Obviously, in the field of Arm servers, Nvidia’s ambitions are very big.
Nvidia’s virtual world
In addition to a bunch of high-performance hardware, NVIDIA also exhibited a lot of software demonstration cases this time, including the use of H100 and other hardware to simulate a virtual reality environment for various tests and simulations. In NVIDIA’s demonstration, future enterprises can build a realistic virtual test environment through powerful NVIDIA hardware, and test autonomous driving, smart factory operation, etc. in it.
Through the use of the virtual test environment, researchers can more easily test the feedback of autonomous driving in the face of various emergencies, and directly locate the problem during the test, reducing the overall test cost. In addition, a 1:1 “digital factory” can be constructed to simulate the operation in advance, looking for improving efficiency and finding possible problems, so as to reduce the probability of problems after the official operation of the factory.
Nvidia calls this set of applications a “digital twin”, which can greatly reduce research and testing investment in automated factories and autonomous driving.
Omniverse Cloud is a new cloud creation service launched by NVIDIA. Through Omniverse Cloud, users can access and edit large-scale 3D scenes from anywhere without waiting for the transmission of large amounts of data, and also allow users to directly collaborate online to build 3D models.

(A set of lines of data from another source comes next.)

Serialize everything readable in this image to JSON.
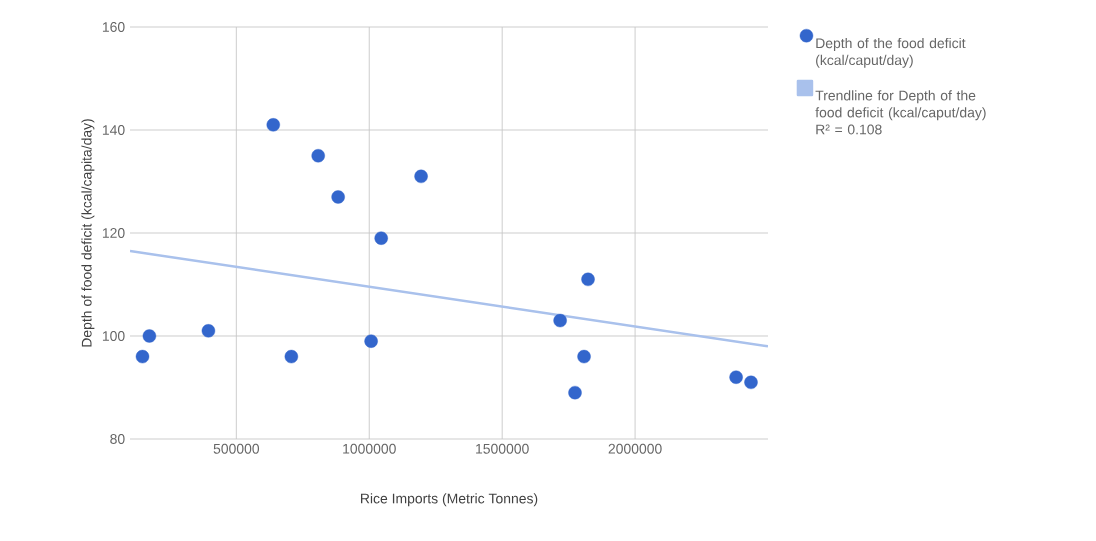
{
  "chart_data": {
    "type": "scatter",
    "xlabel": "Rice Imports (Metric Tonnes)",
    "ylabel": "Depth of food deficit (kcal/capita/day)",
    "xlim": [
      100000,
      2500000
    ],
    "ylim": [
      80,
      160
    ],
    "xticks": [
      500000,
      1000000,
      1500000,
      2000000
    ],
    "yticks": [
      80,
      100,
      120,
      140,
      160
    ],
    "grid": true,
    "legend": "top right",
    "series": [
      {
        "name": "Depth of the food deficit (kcal/caput/day)",
        "marker": "circle",
        "color": "#3366cc",
        "x": [
          147000,
          173000,
          395000,
          639000,
          707000,
          808000,
          883000,
          1007000,
          1045000,
          1195000,
          1718000,
          1774000,
          1808000,
          1823000,
          2380000,
          2436000
        ],
        "values": [
          96,
          100,
          101,
          141,
          96,
          135,
          127,
          99,
          119,
          131,
          103,
          89,
          96,
          111,
          92,
          91
        ]
      },
      {
        "name": "Trendline for Depth of the food deficit (kcal/caput/day) R² = 0.108",
        "type": "line",
        "marker": "none",
        "color": "#a9c1ec",
        "x": [
          100000,
          2500000
        ],
        "values": [
          116.5,
          98
        ]
      }
    ]
  }
}
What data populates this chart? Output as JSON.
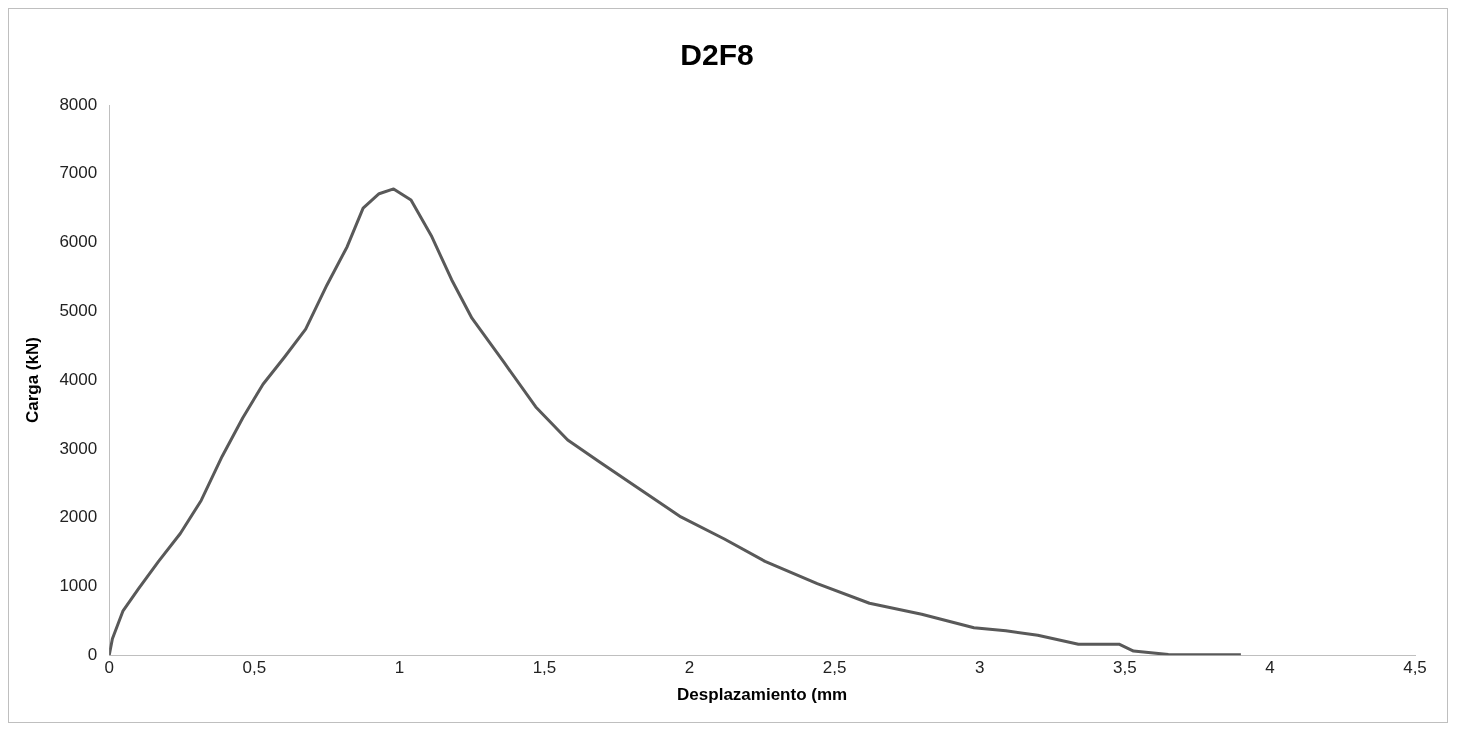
{
  "chart_data": {
    "type": "line",
    "title": "D2F8",
    "xlabel": "Desplazamiento (mm",
    "ylabel": "Carga (kN)",
    "series": [
      {
        "color": "#595959",
        "x": [
          0,
          0.011,
          0.047,
          0.1,
          0.17,
          0.245,
          0.317,
          0.389,
          0.46,
          0.53,
          0.605,
          0.677,
          0.75,
          0.82,
          0.875,
          0.93,
          0.98,
          1.04,
          1.11,
          1.18,
          1.25,
          1.36,
          1.47,
          1.58,
          1.69,
          1.83,
          1.97,
          2.12,
          2.26,
          2.44,
          2.62,
          2.8,
          2.98,
          3.09,
          3.2,
          3.34,
          3.48,
          3.53,
          3.65,
          3.9
        ],
        "values": [
          0,
          240,
          640,
          960,
          1365,
          1770,
          2250,
          2890,
          3450,
          3940,
          4340,
          4740,
          5380,
          5940,
          6500,
          6710,
          6780,
          6620,
          6100,
          5460,
          4900,
          4260,
          3610,
          3130,
          2810,
          2410,
          2010,
          1690,
          1365,
          1040,
          755,
          595,
          400,
          355,
          290,
          160,
          160,
          60,
          10,
          5
        ]
      }
    ],
    "xlim": [
      0,
      4.5
    ],
    "xticks": [
      0,
      {
        "value": 0.5,
        "label": "0,5"
      },
      1,
      {
        "value": 1.5,
        "label": "1,5"
      },
      2,
      {
        "value": 2.5,
        "label": "2,5"
      },
      3,
      {
        "value": 3.5,
        "label": "3,5"
      },
      4,
      {
        "value": 4.5,
        "label": "4,5"
      }
    ],
    "ylim": [
      0,
      8000
    ],
    "yticks": [
      0,
      1000,
      2000,
      3000,
      4000,
      5000,
      6000,
      7000,
      8000
    ],
    "grid": false,
    "legend": false,
    "marker": "none",
    "line_style": "solid"
  }
}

In the past, the collaborative construction of 3D models and 3D scenes needed to be carried out on a server. After the launch of Omniverse Cloud, relevant creators can directly access the collaborative space and participate in it through any terminal that supports Omniverse Cloud. Greatly improved the creator’s response speed and work freedom.
In addition, NVIDIA also prepared a second surprise for creators, a set of AI-driven virtual character system, which allows AI to complete training in a short time and learn the actions corresponding to various commands. For example, for a simple slashing action, in the normal production process, the action architect first needs to adjust the action skeleton step by step (commonly known as K frame), and then put it in the scene for testing. The whole process takes a lot of time. And each different action needs to be re-debugged.

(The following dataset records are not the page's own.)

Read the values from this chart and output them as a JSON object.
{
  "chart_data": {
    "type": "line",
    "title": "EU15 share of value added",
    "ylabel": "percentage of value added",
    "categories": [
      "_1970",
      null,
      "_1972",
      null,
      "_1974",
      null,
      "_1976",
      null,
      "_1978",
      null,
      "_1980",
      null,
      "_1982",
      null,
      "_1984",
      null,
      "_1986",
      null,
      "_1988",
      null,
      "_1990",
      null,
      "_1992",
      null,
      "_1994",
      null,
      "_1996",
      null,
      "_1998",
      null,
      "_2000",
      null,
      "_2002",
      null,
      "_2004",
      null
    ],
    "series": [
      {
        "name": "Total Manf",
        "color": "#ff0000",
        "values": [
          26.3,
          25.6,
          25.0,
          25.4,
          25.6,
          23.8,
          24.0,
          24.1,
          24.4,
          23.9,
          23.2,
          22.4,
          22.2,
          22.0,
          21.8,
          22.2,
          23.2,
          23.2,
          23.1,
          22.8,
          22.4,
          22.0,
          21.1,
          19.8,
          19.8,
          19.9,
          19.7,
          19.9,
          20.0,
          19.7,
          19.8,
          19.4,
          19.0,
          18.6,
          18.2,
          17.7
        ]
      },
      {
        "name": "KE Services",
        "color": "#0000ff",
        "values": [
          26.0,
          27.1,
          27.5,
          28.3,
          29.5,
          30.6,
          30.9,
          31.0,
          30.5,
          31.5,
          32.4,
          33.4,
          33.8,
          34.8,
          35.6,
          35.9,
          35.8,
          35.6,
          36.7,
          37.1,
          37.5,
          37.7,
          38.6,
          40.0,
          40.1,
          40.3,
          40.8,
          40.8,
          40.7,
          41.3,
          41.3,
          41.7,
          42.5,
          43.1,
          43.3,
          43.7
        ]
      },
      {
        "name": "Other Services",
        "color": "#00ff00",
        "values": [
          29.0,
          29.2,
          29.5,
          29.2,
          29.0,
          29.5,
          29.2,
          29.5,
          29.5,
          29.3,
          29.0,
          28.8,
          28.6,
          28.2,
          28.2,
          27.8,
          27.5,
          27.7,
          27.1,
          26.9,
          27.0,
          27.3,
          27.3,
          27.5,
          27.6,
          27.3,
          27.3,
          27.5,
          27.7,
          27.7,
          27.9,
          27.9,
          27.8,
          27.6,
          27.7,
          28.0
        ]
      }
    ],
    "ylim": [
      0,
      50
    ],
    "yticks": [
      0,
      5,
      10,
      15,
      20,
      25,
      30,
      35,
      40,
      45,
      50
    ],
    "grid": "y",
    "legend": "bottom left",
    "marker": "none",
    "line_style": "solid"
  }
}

With the help of this AI virtual character system, when you want the virtual model to make a slashing action, you only need one command, and the AI will find out the associated actions from the learned actions and run them automatically, saving direct savings. A lot of time and manpower, for game developers and VFX creators, this system will allow them to focus more of their energy elsewhere.

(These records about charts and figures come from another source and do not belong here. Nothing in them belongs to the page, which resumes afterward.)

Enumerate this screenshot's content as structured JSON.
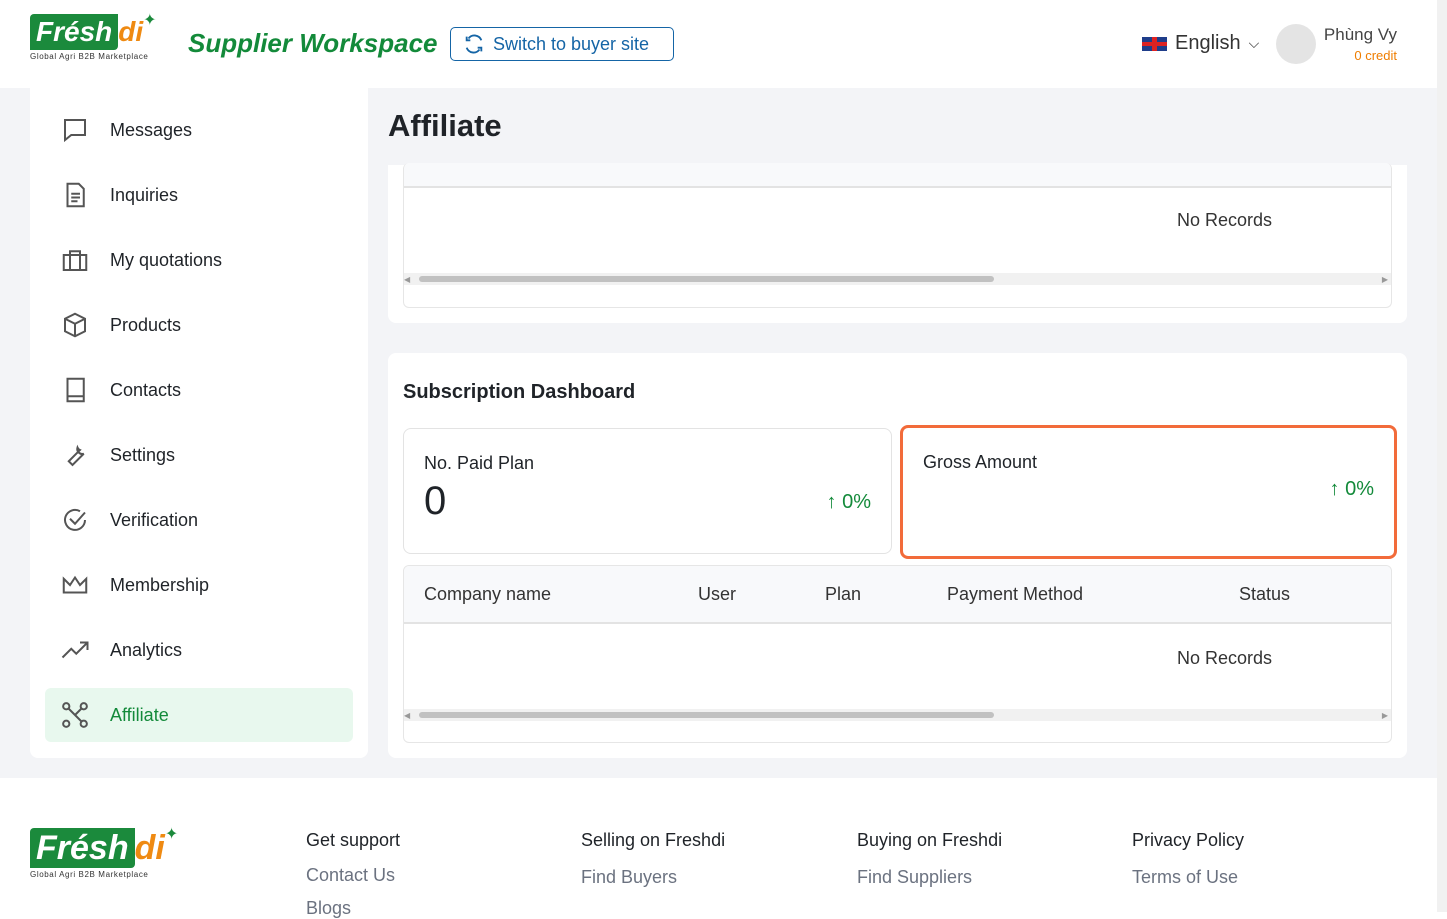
{
  "header": {
    "logo_text": "Frésh",
    "logo_text2": "di",
    "logo_tagline": "Global Agri B2B Marketplace",
    "workspace_title": "Supplier Workspace",
    "switch_label": "Switch to buyer site",
    "language": "English",
    "user_name": "Phùng Vy",
    "credit": "0 credit"
  },
  "sidebar": {
    "items": [
      {
        "label": "Messages"
      },
      {
        "label": "Inquiries"
      },
      {
        "label": "My quotations"
      },
      {
        "label": "Products"
      },
      {
        "label": "Contacts"
      },
      {
        "label": "Settings"
      },
      {
        "label": "Verification"
      },
      {
        "label": "Membership"
      },
      {
        "label": "Analytics"
      },
      {
        "label": "Affiliate",
        "active": true
      }
    ]
  },
  "main": {
    "title": "Affiliate",
    "top_table": {
      "empty_text": "No Records"
    },
    "subscription": {
      "title": "Subscription Dashboard",
      "paid_plan": {
        "label": "No. Paid Plan",
        "value": "0",
        "change": "0%"
      },
      "gross_amount": {
        "label": "Gross Amount",
        "change": "0%"
      },
      "columns": [
        "Company name",
        "User",
        "Plan",
        "Payment Method",
        "Status"
      ],
      "empty_text": "No Records"
    }
  },
  "footer": {
    "logo_tagline": "Global Agri B2B Marketplace",
    "columns": [
      {
        "title": "Get support",
        "links": [
          "Contact Us",
          "Blogs"
        ]
      },
      {
        "title": "Selling on Freshdi",
        "links": [
          "Find Buyers"
        ]
      },
      {
        "title": "Buying on Freshdi",
        "links": [
          "Find Suppliers"
        ]
      },
      {
        "title": "Privacy Policy",
        "links": [
          "Terms of Use"
        ]
      }
    ]
  },
  "colors": {
    "brand_green": "#138a3a",
    "brand_orange": "#ef8a12",
    "link_blue": "#1565a6",
    "highlight": "#f26b3a"
  }
}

Although NVIDIA’s conference did not mention the Metaverse too much, from hardware to software, it is the basis for building the Metaverse in the future. There are two main reasons why the Metaverse cannot become a reality at present. One is that the hardware performance cannot meet our needs, and the other is that the software field is not mature enough to provide real-time realistic environment simulation. The foundation of technology.
Before that, the first thing we need is more powerful computing hardware and smarter AI systems. Nvidia’s H100, the emergence of virtual reality environments and AI virtual character systems, will take us a big step closer to a true Metaverse.
Posted by:CoinYuppie，Reprinted with attribution to:https://coinyuppie.com/nvidias-spring-launch-gives-hope-to-the-metaverse/
Coinyuppie is an open information publishing platform, all information provided is not related to the views and positions of coinyuppie, and does not constitute any investment and financial advice. Users are expected to carefully screen and prevent risks.